THE RECTOR'S REFLECTIONS

March, 2006, on Charles de Foucauld

I am currently reading, Charles de Foucauld.: Writings Selected with an Introduction, by Robert Ellsberg (Orbis Books 1999). You may have hear of de Foucauld. The Roman Catholic Church this past November moved him along the road to canonization.

When I had heard his name in the news back in November my interest was piqued. I had remembered hearing of him during my college days and thought that he may be worth revisiting. It was a good decision. To connect with his life and writings is take a journey with a modem desert hermit. De Foucauld lived from 1881 to 1916. Not a long life and to a large extent an obscure life.

He was a graduate of a French military institute and lived a worldly life until 1901 when he felt a call to a deeper way of living. He says early on in his book that once he discovered there was a God he could do nothing other than devote his entire life to God. He became a priest and then a Trappist monk for a number of years. He left the monastery and traveled to the Holy Land where he worked as a custodian in a convent of Poor Clare sisters for another few years. Then finally he left for French occupied Algeria where he founded a hermitage in a remote village and spent his remaining years there. He allowed the French military to store arms in his hermitage and paid a price for this decision. He was killed by Algerian resistance fighters in 1916.
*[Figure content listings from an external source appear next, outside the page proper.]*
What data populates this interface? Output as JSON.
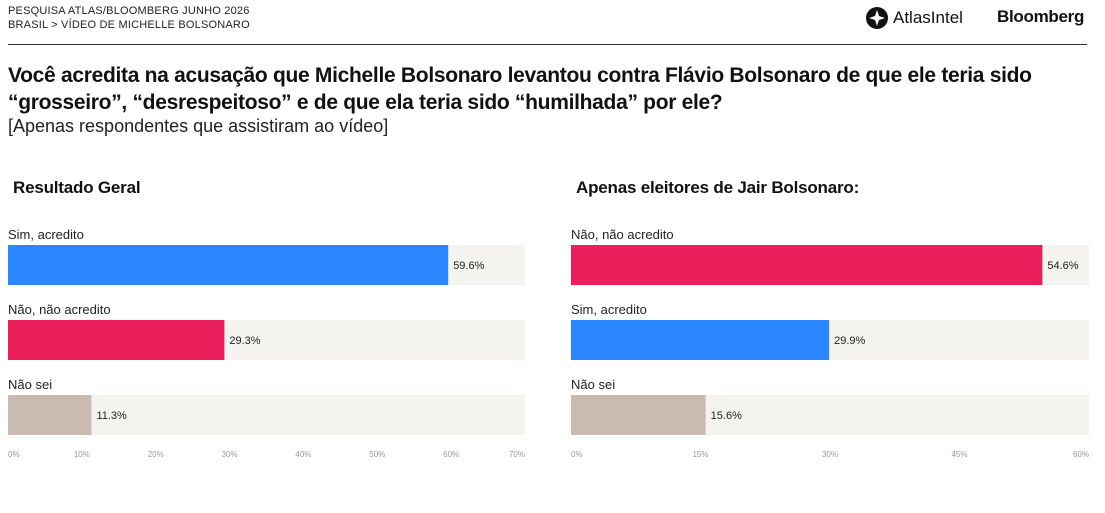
{
  "header": {
    "line1": "PESQUISA ATLAS/BLOOMBERG JUNHO 2026",
    "line2": "BRASIL > VÍDEO DE MICHELLE BOLSONARO",
    "brand_atlas": "AtlasIntel",
    "brand_bloomberg": "Bloomberg"
  },
  "question": "Você acredita na acusação que Michelle Bolsonaro levantou contra Flávio Bolsonaro de que ele teria sido “grosseiro”, “desrespeitoso” e de que ela teria sido “humilhada” por ele?",
  "subnote": "[Apenas respondentes que assistiram ao vídeo]",
  "colors": {
    "sim": "#2a86ff",
    "nao": "#ea1f5c",
    "naosei": "#c9bab2",
    "track": "#f4f3f0"
  },
  "chart_data": [
    {
      "type": "bar",
      "orientation": "horizontal",
      "title": "Resultado Geral",
      "categories": [
        "Sim, acredito",
        "Não, não acredito",
        "Não sei"
      ],
      "values": [
        59.6,
        29.3,
        11.3
      ],
      "value_labels": [
        "59.6%",
        "29.3%",
        "11.3%"
      ],
      "bar_colors": [
        "#2a86ff",
        "#ea1f5c",
        "#c9bab2"
      ],
      "xlim": [
        0,
        70
      ],
      "ticks": [
        "0%",
        "10%",
        "20%",
        "30%",
        "40%",
        "50%",
        "60%",
        "70%"
      ]
    },
    {
      "type": "bar",
      "orientation": "horizontal",
      "title": "Apenas eleitores de Jair Bolsonaro:",
      "categories": [
        "Não, não acredito",
        "Sim, acredito",
        "Não sei"
      ],
      "values": [
        54.6,
        29.9,
        15.6
      ],
      "value_labels": [
        "54.6%",
        "29.9%",
        "15.6%"
      ],
      "bar_colors": [
        "#ea1f5c",
        "#2a86ff",
        "#c9bab2"
      ],
      "xlim": [
        0,
        60
      ],
      "ticks": [
        "0%",
        "15%",
        "30%",
        "45%",
        "60%"
      ]
    }
  ]
}
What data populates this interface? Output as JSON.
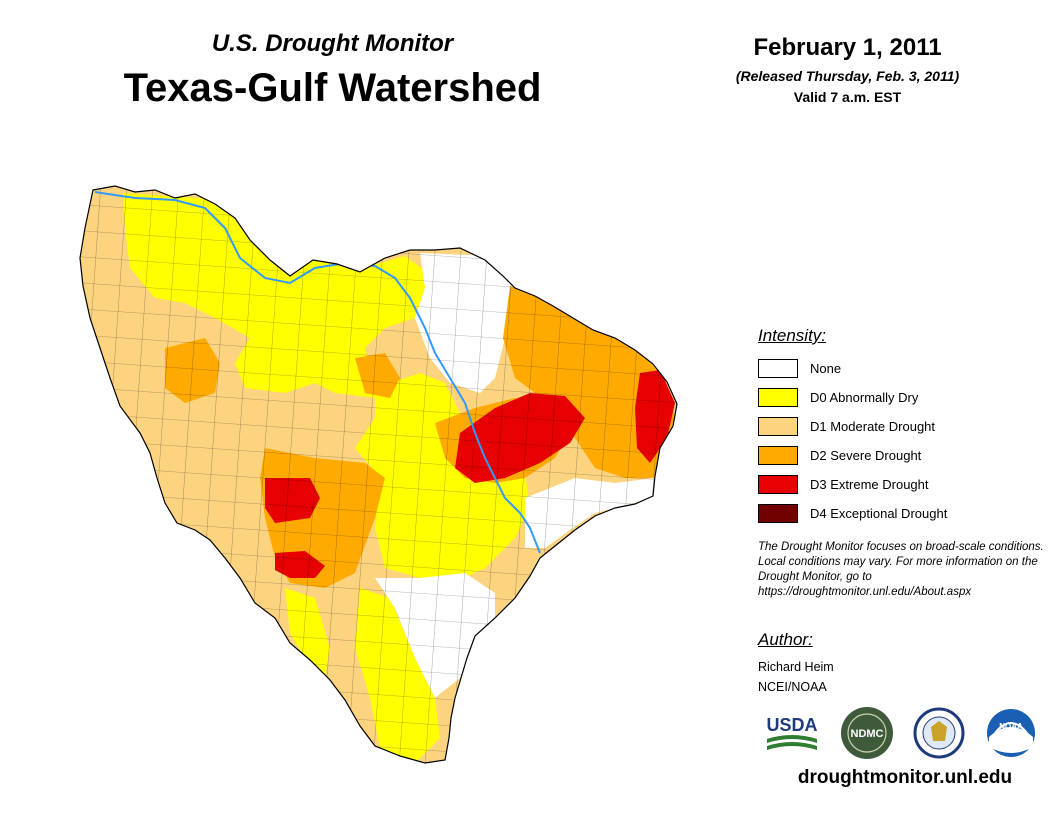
{
  "header": {
    "program": "U.S. Drought Monitor",
    "region": "Texas-Gulf Watershed",
    "date": "February 1, 2011",
    "released": "(Released Thursday, Feb. 3, 2011)",
    "valid": "Valid 7 a.m. EST"
  },
  "legend": {
    "heading": "Intensity:",
    "items": [
      {
        "label": "None",
        "color": "#ffffff"
      },
      {
        "label": "D0 Abnormally Dry",
        "color": "#ffff00"
      },
      {
        "label": "D1 Moderate Drought",
        "color": "#fcd37f"
      },
      {
        "label": "D2 Severe Drought",
        "color": "#ffaa00"
      },
      {
        "label": "D3 Extreme Drought",
        "color": "#e60000"
      },
      {
        "label": "D4 Exceptional Drought",
        "color": "#730000"
      }
    ]
  },
  "note": {
    "text": "The Drought Monitor focuses on broad-scale conditions. Local conditions may vary. For more information on the Drought Monitor, go to https://droughtmonitor.unl.edu/About.aspx"
  },
  "author": {
    "heading": "Author:",
    "name": "Richard Heim",
    "org": "NCEI/NOAA"
  },
  "logos": {
    "usda": "USDA",
    "ndmc": "NDMC",
    "noaa": "NOAA"
  },
  "footer": {
    "url": "droughtmonitor.unl.edu"
  },
  "colors": {
    "river": "#3399ff",
    "county_line": "#000000",
    "none": "#ffffff",
    "d0": "#ffff00",
    "d1": "#fcd37f",
    "d2": "#ffaa00",
    "d3": "#e60000"
  }
}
He had hopes of founding a religious order. His dream only became a reality several years after his death. However, at the core of his spirituality was his utter devotion to live in imitation of Jesus in simplicity and total identification with the poor. He spent his days in contemplation and in outreach to the local villagers. He understood very clearly that following Jesus was oftentimes just being present as Christ was present.

His writings are mainly from his journals and meditations from some retreats he led. They are simple and to the point. But they are the type of reflections that allows the reader to get a sense of the author and a closeness and companionship to the author.

I share a bit of Charles de Foucauld with you as we embark on the Lenten Season. His sense of presence with the other in prayer and action is a good guidepost for us in our walk with Jesus this Lent. Jesus became present among us in order for us to become present to each other. Incarnation is the gift of God becoming human. It is a gift of total and unquestioning love in order for us to carry on a ministry of love and presence in community both within our church walls and outside the walls and into the city.

Christ's presence is an active way of being with each other as friend, healer, teacher and prophet.

Walk this Lenten Season as Jesus walked. Be present in prayer and action as Jesus was present in prayer and action.

Perhaps even find a spiritual companion with whom to walk. May you find a Charles de Foucauld who calls you to new and deeper paths.